Friday, October 4

blessed

College college college college college. I've officially been here doing classes and being a college kid for one month.

In an academic setting, I've never felt so excited to thrive. Roundabouts my junior year, I started to lose some of my passion for education and knowledge. I had a lot on my plate, and school was, for awhile, an overwhelming burden. I wanted to sleep all day and all night and all of the time in between. Senior year allowed me to start to fall in love with learning again. It was a beautiful thing.

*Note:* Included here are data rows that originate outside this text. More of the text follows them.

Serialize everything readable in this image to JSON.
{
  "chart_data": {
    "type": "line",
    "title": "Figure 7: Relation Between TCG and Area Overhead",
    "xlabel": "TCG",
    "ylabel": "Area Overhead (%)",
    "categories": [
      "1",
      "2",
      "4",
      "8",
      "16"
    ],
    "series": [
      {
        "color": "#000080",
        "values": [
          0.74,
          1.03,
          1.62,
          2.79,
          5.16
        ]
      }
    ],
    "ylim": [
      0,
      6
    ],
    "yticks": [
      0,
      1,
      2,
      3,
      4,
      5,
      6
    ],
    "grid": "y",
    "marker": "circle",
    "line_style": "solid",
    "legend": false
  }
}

So, on September 2, I packed up my important possessions and moved into Lowell Dorm, Gamma hall, room 214. I switched a class around, met quite a few amazing people, and fell in love with life here. I can not say enough times over how much I am loving the college experience. I've posted it before, I'll probably say it more than a few times again. I'm likely sounding like a broken record. Redundant and a little bit like an optimistic three year old   (http://www.youtube.com/watch?v=qR3rK0kZFkg).

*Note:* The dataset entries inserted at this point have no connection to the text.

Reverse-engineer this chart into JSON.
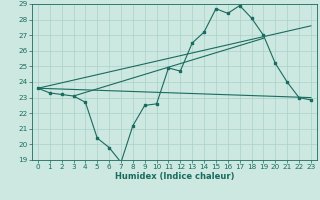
{
  "xlabel": "Humidex (Indice chaleur)",
  "bg_color": "#cce8e0",
  "grid_color": "#aad0c8",
  "line_color": "#1a6b60",
  "xlim": [
    -0.5,
    23.5
  ],
  "ylim": [
    19,
    29
  ],
  "yticks": [
    19,
    20,
    21,
    22,
    23,
    24,
    25,
    26,
    27,
    28,
    29
  ],
  "xticks": [
    0,
    1,
    2,
    3,
    4,
    5,
    6,
    7,
    8,
    9,
    10,
    11,
    12,
    13,
    14,
    15,
    16,
    17,
    18,
    19,
    20,
    21,
    22,
    23
  ],
  "main_x": [
    0,
    1,
    2,
    3,
    4,
    5,
    6,
    7,
    8,
    9,
    10,
    11,
    12,
    13,
    14,
    15,
    16,
    17,
    18,
    19,
    20,
    21,
    22,
    23
  ],
  "main_y": [
    23.6,
    23.3,
    23.2,
    23.1,
    22.7,
    20.4,
    19.8,
    18.85,
    21.2,
    22.5,
    22.6,
    24.9,
    24.7,
    26.5,
    27.2,
    28.7,
    28.4,
    28.9,
    28.1,
    27.0,
    25.2,
    24.0,
    23.0,
    22.85
  ],
  "line1_x": [
    0,
    23
  ],
  "line1_y": [
    23.6,
    23.0
  ],
  "line2_x": [
    0,
    23
  ],
  "line2_y": [
    23.6,
    27.6
  ],
  "line3_x": [
    3,
    19
  ],
  "line3_y": [
    23.1,
    26.8
  ]
}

And, finally, I'm getting a solid balance going on between Jesus, school, a social life, and personal time...and in that order  [:          The liberal arts foundation has allowed for me to put Jesus back at the center of everything. Not only do we start classes with prayer, but it's truly integrated.

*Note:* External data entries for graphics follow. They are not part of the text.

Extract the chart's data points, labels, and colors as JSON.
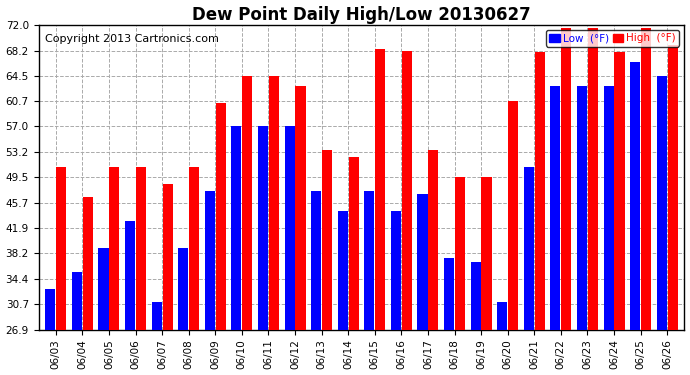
{
  "title": "Dew Point Daily High/Low 20130627",
  "copyright": "Copyright 2013 Cartronics.com",
  "dates": [
    "06/03",
    "06/04",
    "06/05",
    "06/06",
    "06/07",
    "06/08",
    "06/09",
    "06/10",
    "06/11",
    "06/12",
    "06/13",
    "06/14",
    "06/15",
    "06/16",
    "06/17",
    "06/18",
    "06/19",
    "06/20",
    "06/21",
    "06/22",
    "06/23",
    "06/24",
    "06/25",
    "06/26"
  ],
  "low_values": [
    33.0,
    35.5,
    39.0,
    43.0,
    31.0,
    39.0,
    47.5,
    57.0,
    57.0,
    57.0,
    47.5,
    44.5,
    47.5,
    44.5,
    47.0,
    37.5,
    37.0,
    31.0,
    51.0,
    63.0,
    63.0,
    63.0,
    66.5,
    64.5
  ],
  "high_values": [
    51.0,
    46.5,
    51.0,
    51.0,
    48.5,
    51.0,
    60.5,
    64.5,
    64.5,
    63.0,
    53.5,
    52.5,
    68.5,
    68.2,
    53.5,
    49.5,
    49.5,
    60.7,
    68.0,
    71.5,
    71.5,
    68.0,
    71.5,
    69.0
  ],
  "low_color": "#0000ff",
  "high_color": "#ff0000",
  "bg_color": "#ffffff",
  "plot_bg_color": "#ffffff",
  "grid_color": "#aaaaaa",
  "yticks": [
    26.9,
    30.7,
    34.4,
    38.2,
    41.9,
    45.7,
    49.5,
    53.2,
    57.0,
    60.7,
    64.5,
    68.2,
    72.0
  ],
  "ymin": 26.9,
  "ymax": 72.0,
  "title_fontsize": 12,
  "copyright_fontsize": 8,
  "legend_low_label": "Low  (°F)",
  "legend_high_label": "High  (°F)"
}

We read the bible to study good writing and report skills as a model for our own papers. We pray as a class for level-headedness and clearness of thought before giving formal speeches. We hold socratic circle discussions about textbook material. We laugh and cry and eat lunch together and laugh some more. It's a beautiful thing.
The girls on my floor are amazing. They're like family, and I wouldn't choose another floor on campus for anything. Each of them is like a sister to me...or an extention of myself. I see parts of myself in them; parts of who I've been, who I am, and who I'm becoming. With my girls, I'm starting to learn to let vulnerbility show, because it allows them to be there for me. I'm learning how to read their emotions and how to be there for them when they need me. It's a give and take, and it's wonderful.

There is no place I would rather be.